The sector's so-called Big Four” — Deloitte, EY, KPMG and PwC — have a long-established oligopoly to advise and monitor big business, experts say. The companies engage in a wide range of activities, from accounts auditing and strategy consulting to proposed mergers and acquisitions, restructuring and taxation.
However, a series of high-profile corporate collapses in Britain — including retail giant BHS in 2016 and construction company Carillion in early 2018 — have put them into the crosshairs of the authorities.
The Competition and Markets Authority watchdog launched a sector review in October and is expected to report back before Christmas.
Despite the controversy, firms feel they need one of the Big Four on their side as investors usually want to see their labels when they scrutinize the quality of companies.
“Firms need to placate financial markets and having a 'Big Four' badge is one easy way to do this,” Professor Crawford Spence at King's College London told AFP. “These symbolic aspects are very important.” The Big Four audit all but one of the 100 companies listed on London's benchmark FTSE 100 stocks index, media reports say. “This is partly explained by the need for big listed companies to have an auditor with an international network who can deal with subsidiaries overseas, partly with issues to do with brand,” added Spence.

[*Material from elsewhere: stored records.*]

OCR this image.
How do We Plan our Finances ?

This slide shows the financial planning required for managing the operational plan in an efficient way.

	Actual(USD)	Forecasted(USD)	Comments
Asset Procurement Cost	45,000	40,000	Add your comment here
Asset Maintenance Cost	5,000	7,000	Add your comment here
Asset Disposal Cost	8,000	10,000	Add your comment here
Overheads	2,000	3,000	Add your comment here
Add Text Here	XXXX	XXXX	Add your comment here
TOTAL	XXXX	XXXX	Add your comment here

“The Big Four ... pride themselves on trying to understand the whole business of a client, not just its audit issues. This 'rounded business knowledge' is very useful for big clients.” Yet the sector has seen its reputation tarnished in recent years, despite changes enacted since Enron's collapse in 2001, which experts say was the world's biggest accountancy scandal ever.
The Financial Reporting Council, which oversees the industry, fined PwC a record 6.5 million pounds in June over auditing failures of BHS, two years prior to its collapse.
KPMG meanwhile faces a FRC probe over its audit work for construction group Carillion, which went bust in January, amid concerns it may have breached ethical and technical standards.